When times are tough and residents are struggling, is it more important to contribute to agencies that offer services they might need or to keep the mil rate down?

That question was the subject of some debate at Waldo’s annual town meeting March 27, and when it came to a vote residents clearly favored the latter. Of the $7,727 in requests for social service agencies on the warrant, only $350 was approved — $100 for Spectrum Generatiions and $250 for Waldo Community Action Partners. Last year, the town approved $5,133 in similar requests.

First Selectwoman Kathy Littlefield led the charge to reject the social-service agency requests. Asked if the reason the town didn’t have to spend any general assistance funds last year was that the social service agencies help out, Littlefield said there were a lot of requests on the warrant that the town wouldn’t be forced to pay for under general assistance. She said the selectmen had worked hard to keep general assistance expenditures down over the years.

A representative from WCAP said Waldo received more than $154,000 in services over the past year.

Littlefield said it was time for families to help families and neighbors to help neighbors. “We need to take care of each other. Enough is enough,” she said.

A voter who works for WCAP said he did energy audits and the priorities for help are the elderly, handicapped and families with children under 2 years of age.

“I know they do good work,” said Littlefield. “But what happens to the middle class who are asked to pay for this? Everyone is reaching into our pockets. … When I read the paper I don’t see job offers, I see foreclosures and bankruptcies. Our pockets are getting drier and drier.”

Second Selectman Gerald Whitcomb, who made the motion to raise $250 for the WCAP programs despite the request for $3,982, said he lived on a fixed income and couldn’t pay more.

Joe Brooks of Winterport, a candidate for the Maine House and a member of the board of directors for WCAP, asked, “Can you reach out just a little bit more?”

Brooks said there were people living in homes where the wind blows through the windows or who didn’t have a furnace that worked. He said those people were facing a winter next year and the recession was not going to be over by then.

Social-service agency requests were not the only ones that were rejected Saturday.

Voters approved the budget lines as recommended by the selectmen, rejecting the higher requests from the fire department and appropriating no funds for the fire department building reserve.

There was also a restriction placed on the $3,600 approved for fire department compensation. The initial motion by Nappy Blais called for no funds to be approved for that account. He said he didn’t know what the criteria were for paying firefighters a $300 stipend each. “Is the compensation for going to school or for going to fires?” he asked. Third Selectwoman Shirley Caler said firemen have to meet a percentage of three criteria: attending training, going to fires and attending meetings.

“Has anyone seen a list of training?” Blais asked.

A member of the department said there were different classifications based on training, which was why the stipend was based on fires and meetings attended. Littlefield said the $300 stipend was voted in two years ago and the criteria for who would be paid was worked out between the selectmen and the fire department.

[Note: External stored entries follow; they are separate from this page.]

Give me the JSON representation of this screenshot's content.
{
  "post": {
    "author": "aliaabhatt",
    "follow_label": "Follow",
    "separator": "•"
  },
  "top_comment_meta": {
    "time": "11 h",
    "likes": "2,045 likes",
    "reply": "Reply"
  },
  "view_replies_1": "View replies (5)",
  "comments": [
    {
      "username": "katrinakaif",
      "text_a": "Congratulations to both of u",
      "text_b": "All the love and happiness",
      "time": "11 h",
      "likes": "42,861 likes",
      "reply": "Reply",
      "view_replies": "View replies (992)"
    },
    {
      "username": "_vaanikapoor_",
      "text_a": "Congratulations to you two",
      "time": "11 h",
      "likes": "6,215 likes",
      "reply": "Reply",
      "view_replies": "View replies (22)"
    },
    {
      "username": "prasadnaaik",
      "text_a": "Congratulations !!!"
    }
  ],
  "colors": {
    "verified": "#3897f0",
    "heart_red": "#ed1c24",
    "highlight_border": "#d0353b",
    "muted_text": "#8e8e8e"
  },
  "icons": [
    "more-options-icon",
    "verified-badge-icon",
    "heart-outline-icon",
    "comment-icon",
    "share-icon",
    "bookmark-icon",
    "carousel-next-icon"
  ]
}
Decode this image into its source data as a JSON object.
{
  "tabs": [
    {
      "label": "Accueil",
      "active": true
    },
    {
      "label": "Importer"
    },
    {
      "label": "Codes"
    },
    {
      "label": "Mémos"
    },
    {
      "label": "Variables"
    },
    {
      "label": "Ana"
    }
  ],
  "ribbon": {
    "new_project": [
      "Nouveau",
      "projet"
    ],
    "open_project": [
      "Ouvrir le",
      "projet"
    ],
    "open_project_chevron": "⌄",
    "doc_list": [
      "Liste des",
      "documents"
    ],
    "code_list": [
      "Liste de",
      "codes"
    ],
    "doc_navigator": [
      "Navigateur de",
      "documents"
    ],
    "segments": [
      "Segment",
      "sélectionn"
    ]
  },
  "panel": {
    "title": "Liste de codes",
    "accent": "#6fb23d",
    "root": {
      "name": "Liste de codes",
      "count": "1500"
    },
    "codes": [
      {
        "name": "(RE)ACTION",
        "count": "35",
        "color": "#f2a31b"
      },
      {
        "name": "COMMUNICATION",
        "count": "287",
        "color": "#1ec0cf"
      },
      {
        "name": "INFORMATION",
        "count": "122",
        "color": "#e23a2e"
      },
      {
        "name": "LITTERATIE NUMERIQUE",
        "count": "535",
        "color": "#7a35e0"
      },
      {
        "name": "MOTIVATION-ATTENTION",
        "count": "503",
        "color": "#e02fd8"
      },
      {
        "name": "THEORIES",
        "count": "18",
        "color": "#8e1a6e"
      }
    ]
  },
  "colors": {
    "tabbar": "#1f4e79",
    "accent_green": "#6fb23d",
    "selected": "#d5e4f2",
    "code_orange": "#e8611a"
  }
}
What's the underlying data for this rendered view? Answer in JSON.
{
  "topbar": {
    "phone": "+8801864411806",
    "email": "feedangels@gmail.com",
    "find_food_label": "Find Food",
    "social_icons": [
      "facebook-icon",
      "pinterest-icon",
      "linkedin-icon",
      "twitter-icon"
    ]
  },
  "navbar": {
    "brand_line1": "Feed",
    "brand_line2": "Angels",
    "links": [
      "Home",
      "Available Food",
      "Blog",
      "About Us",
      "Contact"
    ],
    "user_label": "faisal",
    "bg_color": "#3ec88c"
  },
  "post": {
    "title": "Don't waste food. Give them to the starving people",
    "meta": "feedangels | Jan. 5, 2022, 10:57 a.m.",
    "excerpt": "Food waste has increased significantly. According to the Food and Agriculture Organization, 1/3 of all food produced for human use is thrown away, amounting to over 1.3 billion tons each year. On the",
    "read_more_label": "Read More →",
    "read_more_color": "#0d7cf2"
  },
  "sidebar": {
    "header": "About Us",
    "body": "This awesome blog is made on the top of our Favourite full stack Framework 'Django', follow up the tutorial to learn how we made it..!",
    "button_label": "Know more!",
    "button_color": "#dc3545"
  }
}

She said the first year 10 firemen were paid and last year, it was 11.

“Does anyone have a list of the roll? asked Blais.

“I don’t know,” said the firefighter who appeared to be the only member of the fire department in attendance at the meeting.

Blais then withdrew the motion for zero compensation and moved to appropriate $3,600, with a stipulation that the fire chief submit a list of the number of firemen who have completed the required courses. He said that list should be in the Town Office, in case someone asked for it and the fire chief was out of town. His motion was approved.

In other action,

• Littlefield reported prior to the start of the meeting that the selectmen had whittled down the budget as far as possible, but said property taxes were still going to rise. She said that was due to legislative cuts in the homestead exemption and a decrease in revenue-sharing. She said the mill rate is apt to increase one-half of a mill without taking into consideration any increases in the school budget.

• Dave Thompson, the Maine School Administrative District 3 representative from Waldo, said state funding for education has been cut significantly. He said half a million dollars has to be cut from this year’s budget to keep next year’s school budget tax increase at 2.5 percent. And he said it’s apt to be worse next year when the district’s state funding is expected to be cut by more than $1 million.

• Voters returned all town officials to their positions, with the only contested race being for treasurer. Kellie Jacobs was returned to the position with 19 votes to 14 for Sandra Smith, who was re-elected town clerk and tax collector. The pay for all positions was held at the same level as the past year. Brent Stapley volunteered to serve as an associate member on the Planning Board after it was reported that one of the present associate members might be moving to Belfast.

• Littlefield indicated she was very concerned that the new vision for the Department of Transportation was going to give Route 131 back to the towns to maintain. She said that would cost the town “big money.” Her warning was backed up by Republican Rep. Mike Thibodeau, who said the transportation budget is under a lot of stress and this is going to be an urban versus rural issue in the Legislature.

• Thibodeau also warned that there is a push in the Legislature to cut $85 million in payments to towns for education and revenue-sharing that is essentially “cost-shifting to towns.”

• Caler reported that the town may have to dig a new well at the community center.

Walter Whitcomb served as moderator for the meeting, which lasted nearly two and a half hours.